Where to get cute fabric for cheap?

It seems like I can't get enough of Seattle goodwill. J is still sick. She has a smoker's cough, a very very raw nose and even though her fever is gone we feel like being at home where she gets 2 naps a day is better for her healing. Good thing it's a short and slow week for me.

I went in to work to grab a couple of things and for a meeting I was not going to miss at 8:00am. Well I knew that I was going to be at home today with a waddler and I've got Christmas presents on the brain and decided to stop by goodwill to see what their fabric selection was. For the most part their raw fabric options were bad---but their pillowcase and sheet options rocked! You don't need that much fabric for what I am hoping to make...

So even though I had to wait for her to take her second nap, she finally did and I'm delighted to show you the fabrics I found!

Now on another note, I have a question about Goodwill stores...and the like...are they made for people like me (middle class types) to shop in or when I shop their am I eliminating options for poorer people. I could technically afford to go to a fabric store and buy some fabrics, but I want a good deal as much as the next guy. I also want my less fortunate brothers and sisters to have options just like I do.

On the other hand, Goodwill stores (and the like) need income from shoppers in order to provide the training to their employees. If everyone who shopped their were low income rather than scavengers (like me:)) would they still be able to run with their business model.

Donations...I don't have any hesitations about that. Except, I do think it is unethical to use them as your trashcan or your junk removal rather than sending along actual donate-able items. It sure is tempting though!


  1. I get fabric at goodwill! Along with vases, picture frames, furniture, and baby clothes. And I don't think it's only meant for less fortunate people. Goodwill finds jobs for unemployed people, and, like you said, if only poor people shopped there I doubt they'd still be in business. Also, whenever I go there I ALWAYS see nice cars, BMWs, Audis, and Mecedes. It's not like they're checking pay stubs at the door.

  2. I think shopping at Goodwill is 100% ethical - the stores are designed as revenue sources for Goodwill's job training programs, etc. They're for people who don't want to throw away perfectly usable things and for people who don't want to pay full price when there are perfectly usable used things available!

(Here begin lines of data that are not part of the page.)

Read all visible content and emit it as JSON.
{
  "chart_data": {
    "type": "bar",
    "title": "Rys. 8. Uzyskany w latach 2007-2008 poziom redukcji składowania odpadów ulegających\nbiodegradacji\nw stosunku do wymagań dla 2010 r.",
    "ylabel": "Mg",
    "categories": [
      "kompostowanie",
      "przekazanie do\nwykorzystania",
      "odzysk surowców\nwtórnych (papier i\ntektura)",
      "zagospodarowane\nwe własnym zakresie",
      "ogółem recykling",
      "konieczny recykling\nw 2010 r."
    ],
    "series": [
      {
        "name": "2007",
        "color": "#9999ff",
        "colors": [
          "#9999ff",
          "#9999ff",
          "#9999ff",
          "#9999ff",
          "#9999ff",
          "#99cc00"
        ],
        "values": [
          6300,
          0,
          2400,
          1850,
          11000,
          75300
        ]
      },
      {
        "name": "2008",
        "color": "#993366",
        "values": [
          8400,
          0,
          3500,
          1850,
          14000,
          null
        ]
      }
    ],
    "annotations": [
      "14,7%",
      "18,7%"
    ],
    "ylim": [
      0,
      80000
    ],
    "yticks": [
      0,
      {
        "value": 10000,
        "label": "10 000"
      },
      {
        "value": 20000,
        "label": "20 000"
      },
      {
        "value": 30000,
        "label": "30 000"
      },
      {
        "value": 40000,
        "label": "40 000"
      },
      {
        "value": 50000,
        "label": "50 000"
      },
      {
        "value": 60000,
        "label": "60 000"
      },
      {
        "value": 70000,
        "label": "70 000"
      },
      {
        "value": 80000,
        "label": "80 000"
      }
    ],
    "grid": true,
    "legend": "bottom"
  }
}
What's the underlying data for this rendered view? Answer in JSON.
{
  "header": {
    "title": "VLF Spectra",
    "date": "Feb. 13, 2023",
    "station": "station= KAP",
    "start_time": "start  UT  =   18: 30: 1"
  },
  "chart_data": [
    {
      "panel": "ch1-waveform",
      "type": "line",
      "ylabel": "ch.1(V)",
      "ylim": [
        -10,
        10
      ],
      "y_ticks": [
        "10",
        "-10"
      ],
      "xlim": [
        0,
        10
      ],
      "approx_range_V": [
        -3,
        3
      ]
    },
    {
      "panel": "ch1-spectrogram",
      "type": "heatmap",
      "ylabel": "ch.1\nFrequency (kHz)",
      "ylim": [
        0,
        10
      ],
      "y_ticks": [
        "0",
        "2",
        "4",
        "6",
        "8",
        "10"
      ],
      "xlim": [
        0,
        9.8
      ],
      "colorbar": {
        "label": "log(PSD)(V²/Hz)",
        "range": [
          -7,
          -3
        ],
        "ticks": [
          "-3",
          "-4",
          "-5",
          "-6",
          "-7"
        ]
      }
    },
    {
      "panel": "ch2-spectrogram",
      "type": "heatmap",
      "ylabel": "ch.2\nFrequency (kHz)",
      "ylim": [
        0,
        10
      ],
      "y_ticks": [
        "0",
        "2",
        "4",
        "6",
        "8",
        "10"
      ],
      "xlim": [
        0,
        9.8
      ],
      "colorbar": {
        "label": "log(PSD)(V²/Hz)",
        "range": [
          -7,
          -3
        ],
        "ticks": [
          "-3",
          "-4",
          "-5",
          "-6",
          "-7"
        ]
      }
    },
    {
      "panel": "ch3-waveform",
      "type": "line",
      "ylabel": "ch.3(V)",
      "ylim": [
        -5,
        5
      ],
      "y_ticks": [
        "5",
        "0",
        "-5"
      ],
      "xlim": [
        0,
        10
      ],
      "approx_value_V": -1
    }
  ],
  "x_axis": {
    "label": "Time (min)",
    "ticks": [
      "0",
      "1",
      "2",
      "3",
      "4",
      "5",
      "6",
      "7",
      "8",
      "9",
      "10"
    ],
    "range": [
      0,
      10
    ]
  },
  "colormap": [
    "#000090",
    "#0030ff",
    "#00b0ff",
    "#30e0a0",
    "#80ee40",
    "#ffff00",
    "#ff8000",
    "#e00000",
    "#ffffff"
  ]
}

  3. Goodwill is a fantastic organization, and I don't think you should feel guilty about bargain hunting there. Everything sold helps, as does every donation. When we're shifting seasons and clothing, we always give to Goodwill, with the mind that the things we don't want or need will be of better use to another. (I like to pretend that everyone else who gives to Goodwill is thinking the same thing, and thank them for passing on things that I can use.)

  4. I think anyway, that I agree with your second aspect, that shopping at Goodwill as a middle-class (or even upper-class) person is ethical. Goodwill provide a valuable service in the community by providing training and jobs to those with developmental and other disabilities. And while the need of a private organization to provide those services is definitely a whole 'nother issue for debate, the service they are providing is both needed and worthy. I know both people who have received the services of Goodwill, and who have worked for Goodwill (as caregivers, trainers, educators etc. for those with disabilities) and have heard positive things from those on the "inside."